I've been trying to follow good RESTful APIs practices when designing them. One of them which happens to be very simple and common keeps getting hard to follow:

  • Use GET http verb to retrieve resources

Why? Consider you have a URI to get account information like this:

Where AXY_883772 is an account id in a bank system. Security auditing will raise a warning stating that:

  1. Account ID will appear on HTTP ACCESS LOGS
  2. Account ID might get cached on browser's history (even though is unlikely to use a browser regularly to access a RESTful API)
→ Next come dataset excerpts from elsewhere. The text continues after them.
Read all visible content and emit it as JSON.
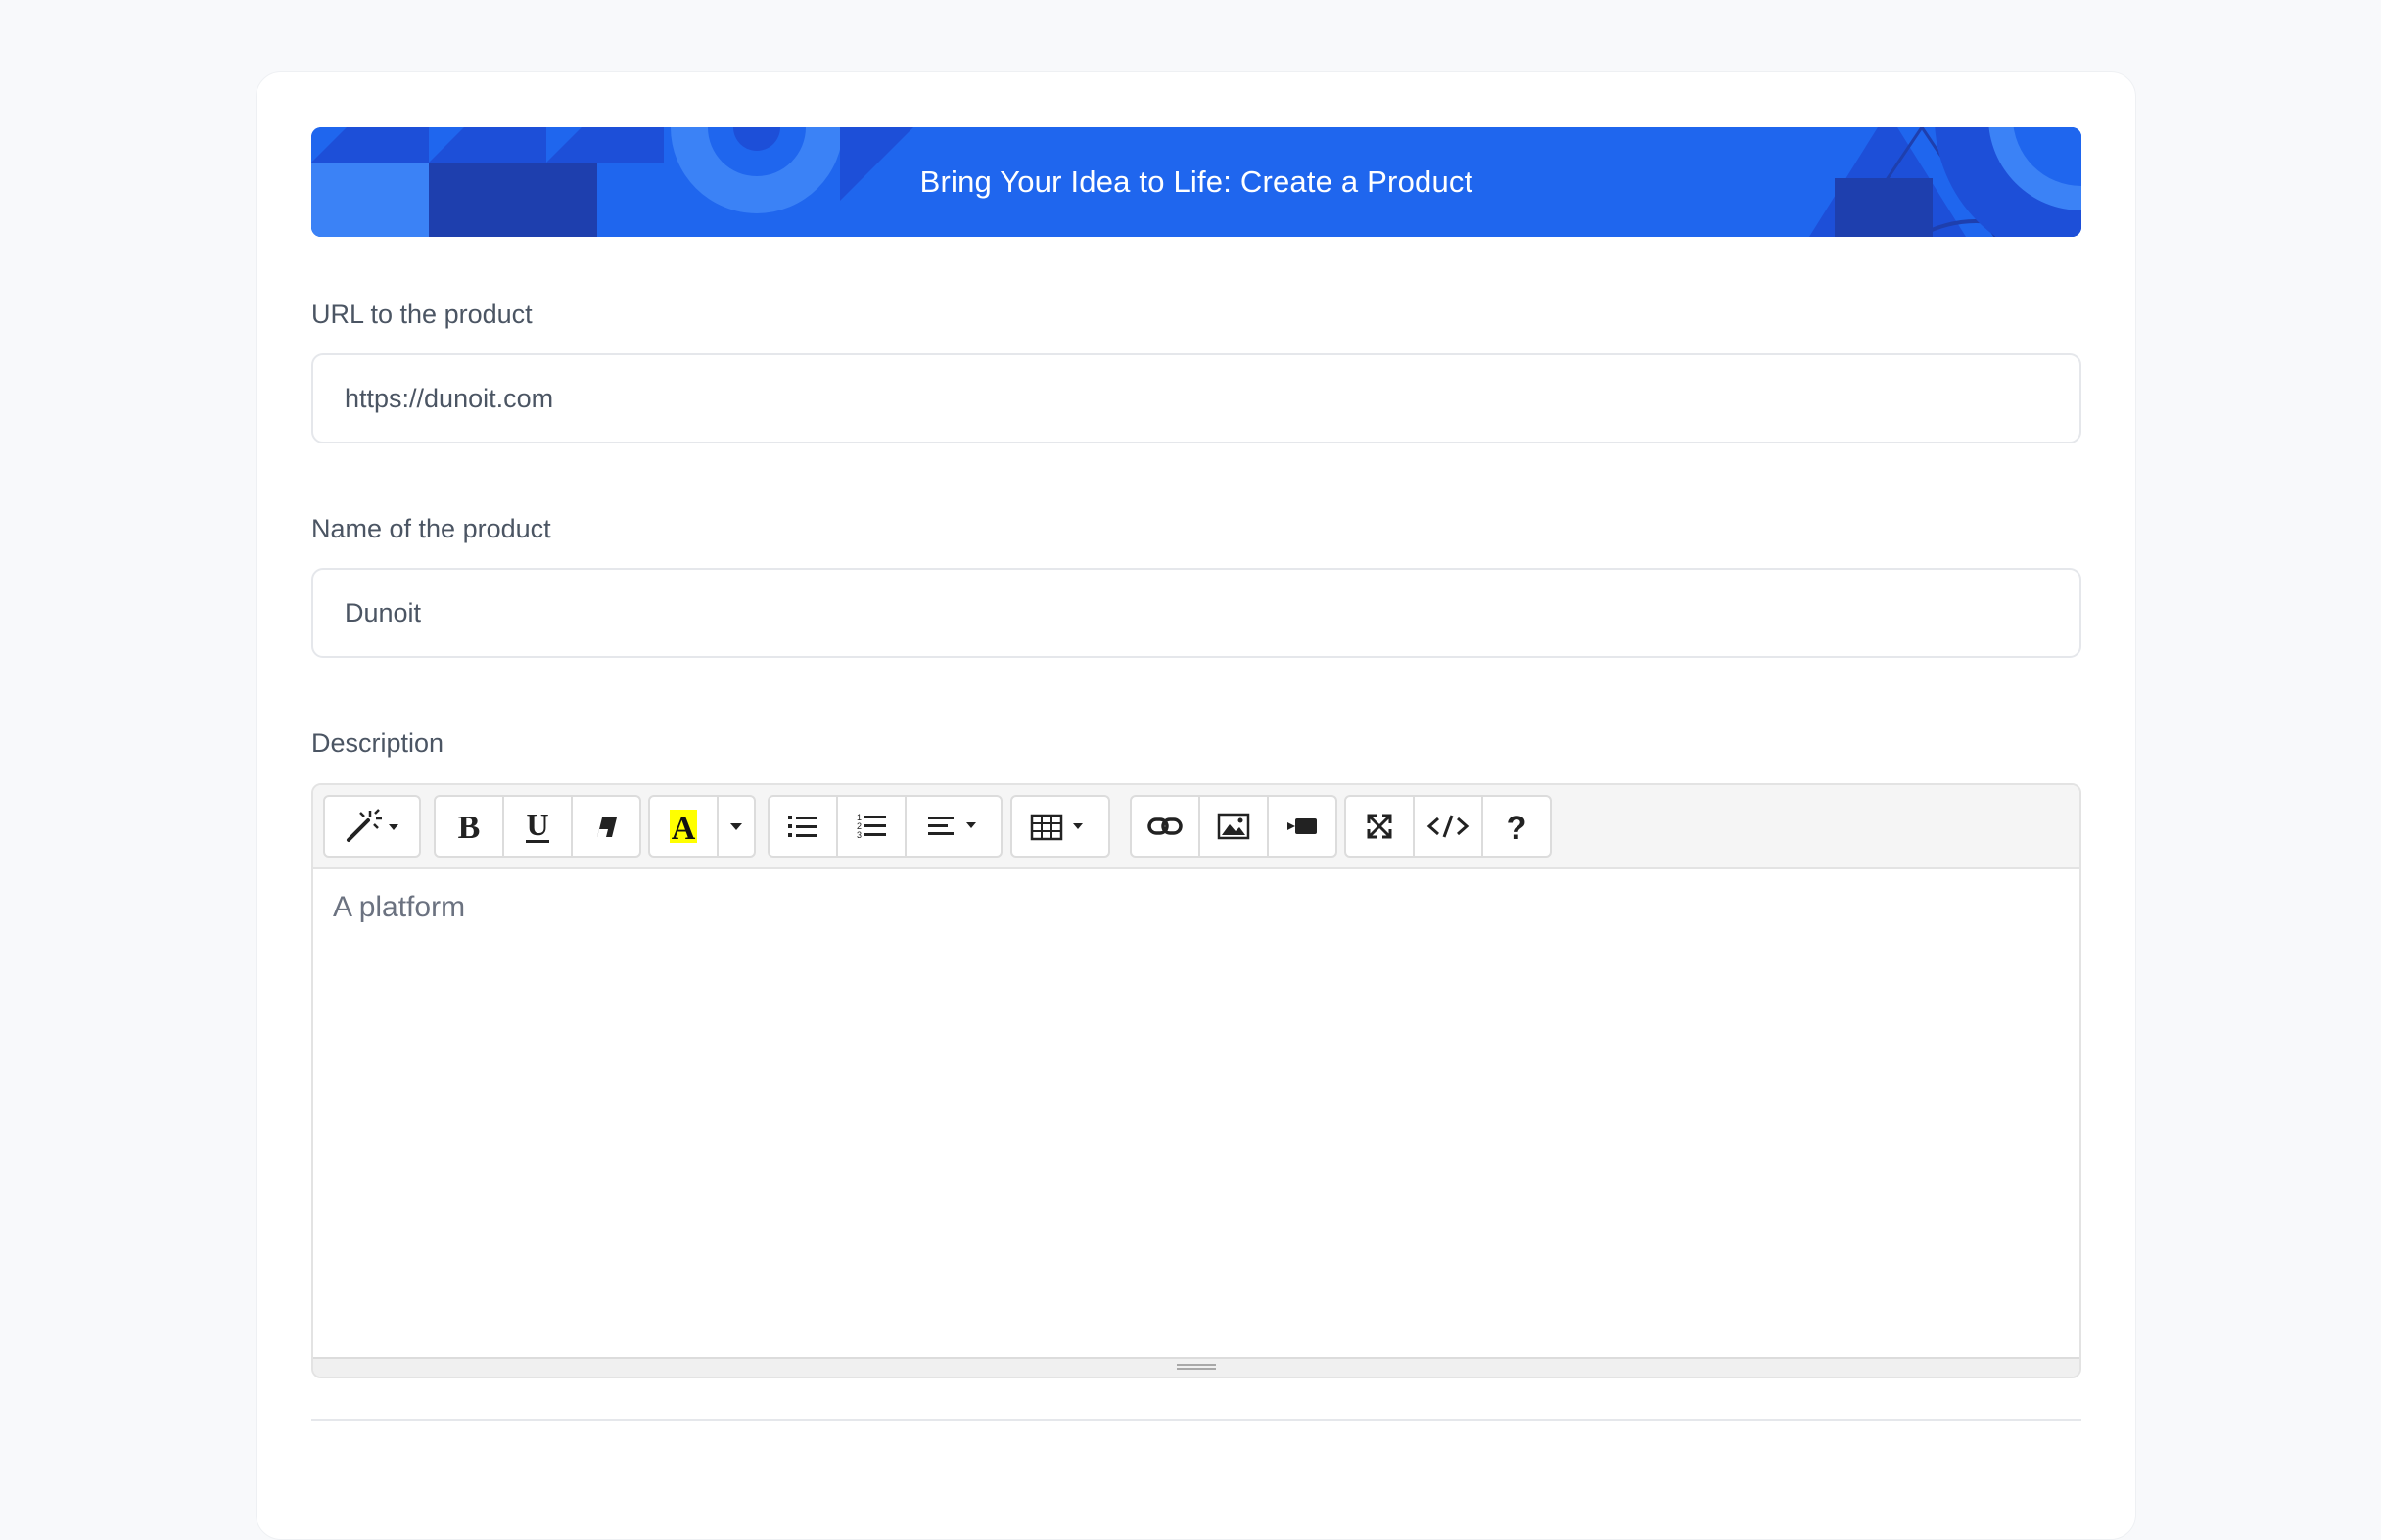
{
  "banner": {
    "title": "Bring Your Idea to Life: Create a Product",
    "color": "#1f66ee"
  },
  "fields": {
    "url": {
      "label": "URL to the product",
      "value": "https://dunoit.com"
    },
    "name": {
      "label": "Name of the product",
      "value": "Dunoit"
    },
    "description": {
      "label": "Description",
      "value": "A platform"
    }
  },
  "toolbar": {
    "groups": [
      [
        "magic-wand-icon"
      ],
      [
        "bold-icon",
        "underline-icon",
        "eraser-icon"
      ],
      [
        "text-color-icon"
      ],
      [
        "unordered-list-icon",
        "ordered-list-icon",
        "align-icon"
      ],
      [
        "table-icon"
      ],
      [
        "link-icon",
        "image-icon",
        "video-icon"
      ],
      [
        "fullscreen-icon",
        "code-view-icon",
        "help-icon"
      ]
    ],
    "highlight_color": "#ffff00"
  }
}
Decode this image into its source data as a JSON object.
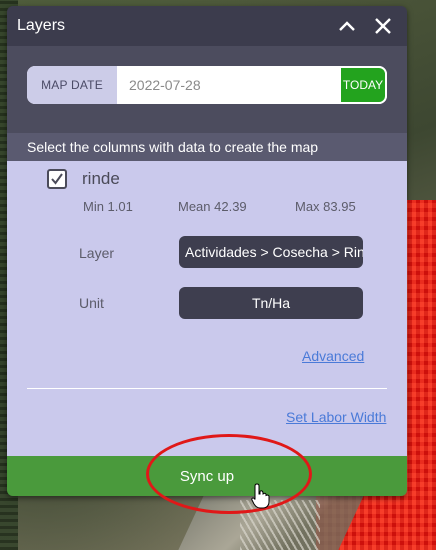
{
  "panel": {
    "title": "Layers",
    "collapse_icon": "chevron-up-icon",
    "close_icon": "close-icon"
  },
  "map_date": {
    "label": "MAP DATE",
    "value": "2022-07-28",
    "today_label": "TODAY"
  },
  "instructions": "Select the columns with data to create the map",
  "column": {
    "checked": true,
    "name": "rinde",
    "min": "Min 1.01",
    "mean": "Mean 42.39",
    "max": "Max 83.95"
  },
  "layer": {
    "label": "Layer",
    "value": "Actividades > Cosecha > Rinde"
  },
  "unit": {
    "label": "Unit",
    "value": "Tn/Ha"
  },
  "links": {
    "advanced": "Advanced",
    "set_labor_width": "Set Labor Width"
  },
  "sync_label": "Sync up",
  "colors": {
    "panel_header": "#3c3c4d",
    "panel_body": "#cac9ec",
    "today_green": "#23a31e",
    "sync_green": "#4a9a3c",
    "annotation_red": "#e01818",
    "link_blue": "#4a7ad8"
  }
}
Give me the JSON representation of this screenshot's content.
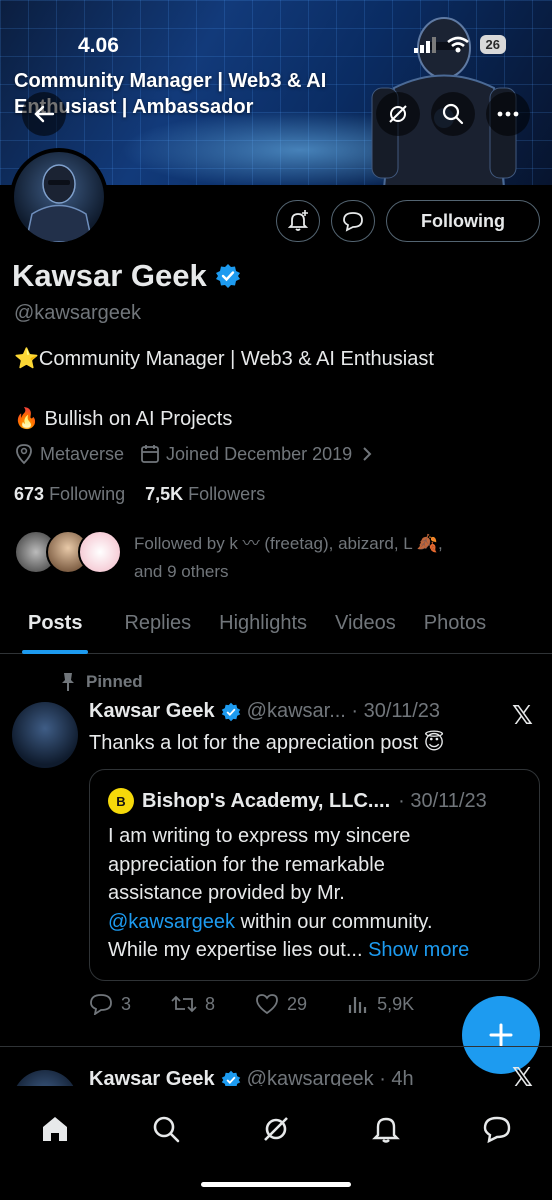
{
  "status_bar": {
    "time": "4.06",
    "battery": "26"
  },
  "banner": {
    "line1": "Community Manager | Web3 & AI",
    "line2": "Enthusiast | Ambassador"
  },
  "profile": {
    "name": "Kawsar Geek",
    "handle": "@kawsargeek",
    "bio_line1": "⭐Community Manager | Web3 & AI Enthusiast",
    "bio_line2": "🔥 Bullish on AI Projects",
    "location": "Metaverse",
    "joined": "Joined December 2019",
    "following_count": "673",
    "following_label": "Following",
    "followers_count": "7,5K",
    "followers_label": "Followers",
    "followed_by_line1": "Followed by k 〰 (freetag), abizard, L 🍂,",
    "followed_by_line2": "and 9 others",
    "follow_button": "Following"
  },
  "tabs": [
    "Posts",
    "Replies",
    "Highlights",
    "Videos",
    "Photos"
  ],
  "pinned_post": {
    "pinned_label": "Pinned",
    "author": "Kawsar Geek",
    "handle_date": "@kawsar... · 30/11/23",
    "text": "Thanks a lot for the appreciation post 😇",
    "quote": {
      "author": "Bishop's Academy, LLC....",
      "date": "· 30/11/23",
      "avatar_letter": "B",
      "text_line1": "I am writing to express my sincere",
      "text_line2": "appreciation for the remarkable",
      "text_line3": "assistance provided by Mr.",
      "mention": "@kawsargeek",
      "text_line4_rest": " within our community.",
      "text_line5": "While my expertise lies out...",
      "show_more": "Show more"
    },
    "stats": {
      "replies": "3",
      "reposts": "8",
      "likes": "29",
      "views": "5,9K"
    }
  },
  "next_post": {
    "author": "Kawsar Geek",
    "handle_date": "@kawsargeek · 4h"
  },
  "colors": {
    "accent": "#1d9bf0",
    "verified": "#1d9bf0",
    "muted": "#71767b"
  }
}
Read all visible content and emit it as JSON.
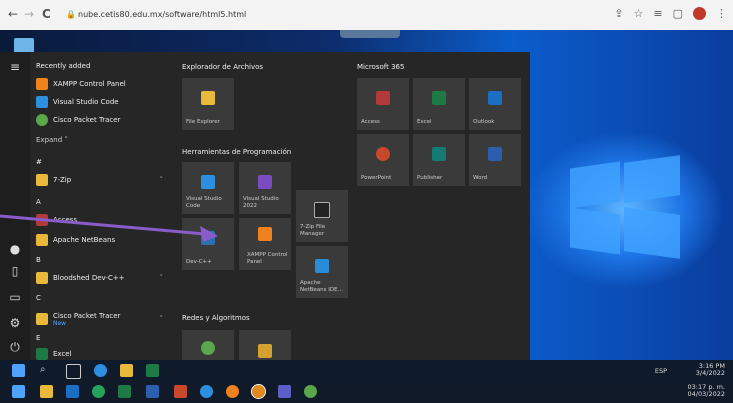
{
  "browser": {
    "url": "nube.cetis80.edu.mx/software/html5.html",
    "back": "←",
    "forward": "→",
    "reload": "C"
  },
  "start_menu": {
    "recent_title": "Recently added",
    "recent": [
      "XAMPP Control Panel",
      "Visual Studio Code",
      "Cisco Packet Tracer"
    ],
    "expand_label": "Expand ˅",
    "sections": [
      {
        "letter": "#",
        "items": [
          {
            "label": "7-Zip",
            "has_chevron": true
          }
        ]
      },
      {
        "letter": "A",
        "items": [
          {
            "label": "Access"
          },
          {
            "label": "Apache NetBeans"
          }
        ]
      },
      {
        "letter": "B",
        "items": [
          {
            "label": "Bloodshed Dev-C++",
            "has_chevron": true
          }
        ]
      },
      {
        "letter": "C",
        "items": [
          {
            "label": "Cisco Packet Tracer",
            "sub": "New",
            "has_chevron": true
          }
        ]
      },
      {
        "letter": "E",
        "items": [
          {
            "label": "Excel"
          }
        ]
      }
    ],
    "groups": {
      "explorer": {
        "title": "Explorador de Archivos",
        "tiles": [
          "File Explorer"
        ]
      },
      "programming": {
        "title": "Herramientas de Programación",
        "tiles": [
          "Visual Studio Code",
          "Visual Studio 2022",
          "7-Zip File Manager",
          "Dev-C++",
          "XAMPP Control Panel",
          "Apache NetBeans IDE..."
        ]
      },
      "networks": {
        "title": "Redes y Algoritmos"
      },
      "ms365": {
        "title": "Microsoft 365",
        "tiles": [
          "Access",
          "Excel",
          "Outlook",
          "PowerPoint",
          "Publisher",
          "Word"
        ]
      }
    }
  },
  "taskbar_inner": {
    "time": "3:16 PM",
    "date": "3/4/2022",
    "lang": "ESP"
  },
  "taskbar_outer": {
    "time": "03:17 p. m.",
    "date": "04/03/2022"
  },
  "colors": {
    "xampp": "#f0821e",
    "vscode": "#2d8fe0",
    "cisco": "#5aa64b",
    "folder": "#e8b93a",
    "access": "#b23a3a",
    "excel": "#1e7a45",
    "outlook": "#1a6fc2",
    "powerpoint": "#c9472b",
    "publisher": "#157a73",
    "word": "#2b5fae",
    "vs2022": "#7a4bc2",
    "arrow": "#8a5cc9"
  }
}
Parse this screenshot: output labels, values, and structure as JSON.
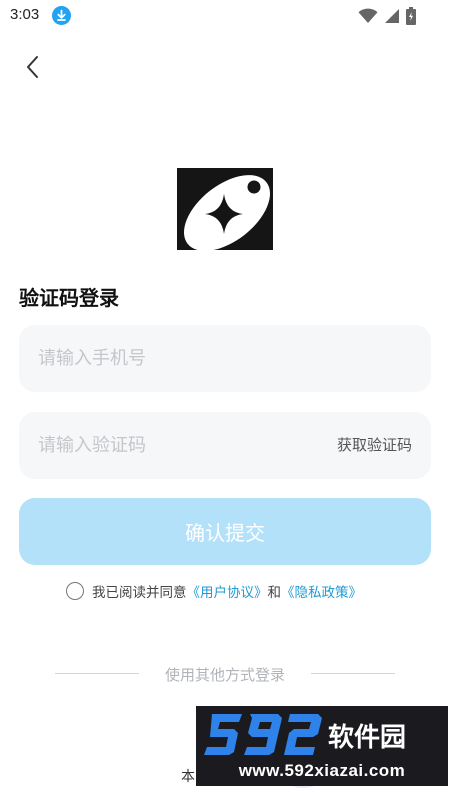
{
  "status_bar": {
    "time": "3:03",
    "icons": [
      "download-icon",
      "wifi-icon",
      "signal-icon",
      "battery-icon"
    ]
  },
  "header": {
    "back_icon": "chevron-left-icon"
  },
  "logo": {
    "icon": "app-logo"
  },
  "login": {
    "title": "验证码登录",
    "phone_placeholder": "请输入手机号",
    "phone_value": "",
    "code_placeholder": "请输入验证码",
    "code_value": "",
    "get_code_label": "获取验证码",
    "submit_label": "确认提交"
  },
  "agreement": {
    "prefix": "我已阅读并同意",
    "user_agreement": "《用户协议》",
    "conjunction": "和",
    "privacy_policy": "《隐私政策》",
    "checked": false
  },
  "other_login": {
    "label": "使用其他方式登录",
    "footer_text": "本"
  },
  "watermark": {
    "brand": "592软件园",
    "url": "www.592xiazai.com"
  },
  "colors": {
    "accent": "#1f9bd6",
    "submit_bg": "#b3e1f9",
    "field_bg": "#f6f7f9",
    "download_badge": "#1fa3f2"
  }
}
And they end up by "recommending" that POST verb should be used instead.

So, my question is:

What can we do about it? Just follow security recommendations and avoid using GET most of the times? Use some kind of special APACHE/IIS/NGINX access log configuration to avoid logging access to certain URLs?

Was it helpful?

Solution

If you have sensitive information in your urls, and you are logging urls you are logging sensitive information.

So there's two obvious solutions:

  • Don't log the url
  • Use a different url that doesn't contain the sensitive information

The last one could be implemented by using some (different) id that your server maps back to the normal id.

If neither of those solutions are an option for you, then you cannot use GET and therefore it's not good RESTful design.

I realize all these things are probably already obvious to you; But it's the most accurate answer I could give.

It's worth nothing that this doesn't just apply to GET, it would actually also be the case for PUT, DELETE and often POST.